During his absence, he missed more than 140 roll call votes on the House floor.
“If sharing my story encourages even one person to seek help … then this moment will have been worthwhile,” Kean said in his speech.
As questions about his whereabouts grew louder this spring, Kean’s team had offered just a handful of clues. A spokesperson told the New Jersey Globe in March that the congressman was addressing a “personal health matter” and would be back to a regular schedule “soon,” a promise Kean echoed in an April social media post.
“I understand the need for transparency on this matter and I look forward to sharing my experience with the public,” he added in another statement posted on June 2, the day of New Jersey’s primary.
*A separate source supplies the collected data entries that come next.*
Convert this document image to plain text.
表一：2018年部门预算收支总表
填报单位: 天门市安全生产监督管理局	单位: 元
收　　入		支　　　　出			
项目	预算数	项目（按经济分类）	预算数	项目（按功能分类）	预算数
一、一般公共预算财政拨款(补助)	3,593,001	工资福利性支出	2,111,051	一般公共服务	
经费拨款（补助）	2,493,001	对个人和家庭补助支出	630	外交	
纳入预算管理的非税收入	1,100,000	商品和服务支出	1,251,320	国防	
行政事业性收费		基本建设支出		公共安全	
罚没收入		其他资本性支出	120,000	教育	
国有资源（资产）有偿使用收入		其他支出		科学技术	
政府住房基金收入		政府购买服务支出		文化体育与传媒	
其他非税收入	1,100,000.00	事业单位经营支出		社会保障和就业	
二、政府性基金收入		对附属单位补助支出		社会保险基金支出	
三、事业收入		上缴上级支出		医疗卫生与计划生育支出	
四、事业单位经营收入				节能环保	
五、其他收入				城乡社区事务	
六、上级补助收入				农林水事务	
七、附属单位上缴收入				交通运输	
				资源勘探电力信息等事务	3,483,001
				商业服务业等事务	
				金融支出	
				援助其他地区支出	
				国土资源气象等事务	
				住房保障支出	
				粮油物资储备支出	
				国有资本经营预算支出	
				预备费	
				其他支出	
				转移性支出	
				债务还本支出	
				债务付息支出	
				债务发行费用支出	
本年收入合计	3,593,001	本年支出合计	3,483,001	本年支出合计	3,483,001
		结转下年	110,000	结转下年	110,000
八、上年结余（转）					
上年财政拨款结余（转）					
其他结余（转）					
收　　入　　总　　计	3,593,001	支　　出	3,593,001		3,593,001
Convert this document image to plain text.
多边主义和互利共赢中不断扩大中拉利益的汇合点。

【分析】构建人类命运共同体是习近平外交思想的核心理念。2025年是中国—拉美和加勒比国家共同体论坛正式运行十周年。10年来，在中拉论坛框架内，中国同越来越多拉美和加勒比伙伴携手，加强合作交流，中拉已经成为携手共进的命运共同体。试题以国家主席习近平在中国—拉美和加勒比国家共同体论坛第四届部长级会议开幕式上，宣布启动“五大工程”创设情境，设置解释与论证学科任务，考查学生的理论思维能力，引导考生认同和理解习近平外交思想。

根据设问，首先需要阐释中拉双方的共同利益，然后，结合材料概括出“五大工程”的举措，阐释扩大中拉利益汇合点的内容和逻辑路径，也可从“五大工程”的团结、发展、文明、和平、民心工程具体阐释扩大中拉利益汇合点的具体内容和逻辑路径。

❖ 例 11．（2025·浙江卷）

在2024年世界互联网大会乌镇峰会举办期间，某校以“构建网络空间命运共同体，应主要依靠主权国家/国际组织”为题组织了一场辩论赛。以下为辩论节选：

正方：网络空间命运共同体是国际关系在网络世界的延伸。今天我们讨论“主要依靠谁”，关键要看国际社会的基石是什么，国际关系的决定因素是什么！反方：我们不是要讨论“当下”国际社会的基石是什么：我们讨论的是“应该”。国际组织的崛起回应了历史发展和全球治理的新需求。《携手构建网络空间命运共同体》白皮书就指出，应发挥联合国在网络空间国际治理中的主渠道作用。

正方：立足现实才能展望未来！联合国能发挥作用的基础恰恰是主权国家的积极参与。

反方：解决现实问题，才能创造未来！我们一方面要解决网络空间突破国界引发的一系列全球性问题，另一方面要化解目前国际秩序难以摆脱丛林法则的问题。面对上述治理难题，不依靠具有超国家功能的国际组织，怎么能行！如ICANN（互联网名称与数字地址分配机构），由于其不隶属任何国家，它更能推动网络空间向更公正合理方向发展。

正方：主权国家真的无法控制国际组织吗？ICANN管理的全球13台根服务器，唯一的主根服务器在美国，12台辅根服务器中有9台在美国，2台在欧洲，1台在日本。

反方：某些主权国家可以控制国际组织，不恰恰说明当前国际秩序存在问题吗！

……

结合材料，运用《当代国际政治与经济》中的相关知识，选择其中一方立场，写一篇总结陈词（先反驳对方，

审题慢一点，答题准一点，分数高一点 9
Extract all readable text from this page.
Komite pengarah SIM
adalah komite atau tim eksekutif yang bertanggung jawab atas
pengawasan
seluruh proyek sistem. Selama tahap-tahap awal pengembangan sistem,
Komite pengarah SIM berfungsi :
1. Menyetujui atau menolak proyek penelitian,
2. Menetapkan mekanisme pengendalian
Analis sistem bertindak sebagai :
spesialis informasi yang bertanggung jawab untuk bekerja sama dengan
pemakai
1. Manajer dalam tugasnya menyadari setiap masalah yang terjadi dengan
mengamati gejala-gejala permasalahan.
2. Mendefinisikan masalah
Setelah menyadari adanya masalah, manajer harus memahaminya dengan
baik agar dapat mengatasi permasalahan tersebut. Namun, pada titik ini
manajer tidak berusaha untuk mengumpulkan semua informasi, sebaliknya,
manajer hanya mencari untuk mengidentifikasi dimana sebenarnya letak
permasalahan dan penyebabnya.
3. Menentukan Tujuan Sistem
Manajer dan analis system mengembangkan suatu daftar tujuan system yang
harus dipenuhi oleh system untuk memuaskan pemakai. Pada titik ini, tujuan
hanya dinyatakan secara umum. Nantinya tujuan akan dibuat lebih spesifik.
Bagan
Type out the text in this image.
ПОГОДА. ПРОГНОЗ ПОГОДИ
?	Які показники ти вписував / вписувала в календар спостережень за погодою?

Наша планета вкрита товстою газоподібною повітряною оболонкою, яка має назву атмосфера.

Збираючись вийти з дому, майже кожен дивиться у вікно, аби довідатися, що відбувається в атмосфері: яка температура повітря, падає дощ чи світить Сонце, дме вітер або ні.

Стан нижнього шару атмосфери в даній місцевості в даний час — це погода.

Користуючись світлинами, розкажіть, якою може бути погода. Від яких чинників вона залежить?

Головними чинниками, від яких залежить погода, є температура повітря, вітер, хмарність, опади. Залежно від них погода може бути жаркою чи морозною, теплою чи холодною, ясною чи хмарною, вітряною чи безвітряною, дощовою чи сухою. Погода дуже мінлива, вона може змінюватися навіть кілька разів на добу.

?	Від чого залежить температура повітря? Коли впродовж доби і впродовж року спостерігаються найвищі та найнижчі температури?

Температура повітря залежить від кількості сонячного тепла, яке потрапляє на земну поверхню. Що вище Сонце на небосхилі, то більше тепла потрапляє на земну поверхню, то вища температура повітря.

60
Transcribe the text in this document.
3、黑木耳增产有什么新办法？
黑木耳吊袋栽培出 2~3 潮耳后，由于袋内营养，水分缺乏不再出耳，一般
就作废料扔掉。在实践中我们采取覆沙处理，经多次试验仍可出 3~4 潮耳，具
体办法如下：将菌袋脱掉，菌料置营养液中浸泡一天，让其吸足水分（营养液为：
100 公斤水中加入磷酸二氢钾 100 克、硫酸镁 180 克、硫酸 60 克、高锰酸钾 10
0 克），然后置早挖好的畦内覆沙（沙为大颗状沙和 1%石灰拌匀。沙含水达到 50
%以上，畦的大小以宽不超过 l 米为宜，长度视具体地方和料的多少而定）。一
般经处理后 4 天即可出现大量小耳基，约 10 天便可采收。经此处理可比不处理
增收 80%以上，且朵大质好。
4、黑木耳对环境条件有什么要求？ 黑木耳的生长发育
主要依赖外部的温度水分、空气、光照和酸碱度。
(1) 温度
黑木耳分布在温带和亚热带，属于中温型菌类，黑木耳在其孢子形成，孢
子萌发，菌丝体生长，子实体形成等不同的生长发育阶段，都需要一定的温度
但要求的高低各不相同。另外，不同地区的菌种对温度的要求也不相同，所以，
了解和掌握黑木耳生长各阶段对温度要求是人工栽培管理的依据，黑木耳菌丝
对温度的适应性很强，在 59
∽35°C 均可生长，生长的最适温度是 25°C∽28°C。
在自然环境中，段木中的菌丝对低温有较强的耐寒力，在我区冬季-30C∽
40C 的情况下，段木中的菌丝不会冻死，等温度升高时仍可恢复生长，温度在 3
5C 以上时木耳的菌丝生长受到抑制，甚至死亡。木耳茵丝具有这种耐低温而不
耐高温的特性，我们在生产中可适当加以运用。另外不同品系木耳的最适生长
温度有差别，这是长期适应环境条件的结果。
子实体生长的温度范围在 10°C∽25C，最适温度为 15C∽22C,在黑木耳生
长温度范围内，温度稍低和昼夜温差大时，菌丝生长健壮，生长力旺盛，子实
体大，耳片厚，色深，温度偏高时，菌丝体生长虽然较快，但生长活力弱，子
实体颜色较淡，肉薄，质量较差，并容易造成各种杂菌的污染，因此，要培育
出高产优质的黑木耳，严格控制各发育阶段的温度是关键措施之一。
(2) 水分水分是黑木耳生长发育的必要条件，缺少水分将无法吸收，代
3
Kean said Tuesday that he wasn’t trying to move the goalposts but instead discovered that with depression, “there is no timeline for healing.”
“When I said I hoped to return in a matter of weeks, I believed it — those were the best estimates the doctors could provide,” he said on the floor.
The mystery had become a national news story, as reporters from The New York Times and other outlets knocked on doors of various properties connected to his family, trying to track him down.
The drumbeat of headlines didn’t stop him from earning an endorsement from Donald Trump, who urged primary voters to “GET OUT AND VOTE FOR TOM — HE WILL NEVER LET YOU DOWN.”
Kean faces a tough matchup in the fall’s general election, with his 7th District seat a prime target for Democrats. Challenger Rebecca Bennett, a former Navy helicopter pilot, has had the campaign trail to herself for almost a month and may even be a slight favorite, with Inside Elections with Nathan L. Gonzales rating the race Tilt Democratic.
Limits of privacy
Kean is not the first politician to drop out of sight or evade questions about his health. After then-Rep. Kay Granger, R-Texas, missed a string of votes in 2024, for example, local reporters discovered she had quietly moved to an assisted living facility while still serving as a sitting member of Congress.
The latest saga has created headaches for GOP leaders. “If it were me, I would have been more specific about that, and I encouraged him to be,” Speaker Mike Johnson said of Kean’s reasons at a news conference Tuesday morning.
But Johnson has largely defended Kean’s reticence, saying in early June that “people are entitled to get sick” and “what he’s dealing with is something very common and not a big thing.”
“He’s asked me not to disclose that, and I’m going to honor that,” Johson said at a June 3 news conference. “There is nothing untoward or scandalous at all in having a health issue, and as soon as he’s ready to talk about that, you’re all going to breathe a sigh of relief and say, ‘That makes sense.’”
Kean’s return also brings relief for Johnson’s ongoing math problem in the House, giving the tight Republican majority one more vote.
Absences — whether because of illness, campaigning or otherwise — have plagued the speaker throughout his tenure, as GOP hard-liners have used their leverage to shape their party’s agenda and threaten key procedural votes on the floor.
And voting remotely is no longer an option. Under a system established by then-Speaker Nancy Pelosi in 2020, members could vote by proxy if the pandemic kept them from showing up in person. But Republicans ended the practice when they regained control of the chamber in 2023, complaining it was widely abused.
Kean is the scion of a prominent political family; his father was once New Jersey’s governor, while his grandfather was also a congressman.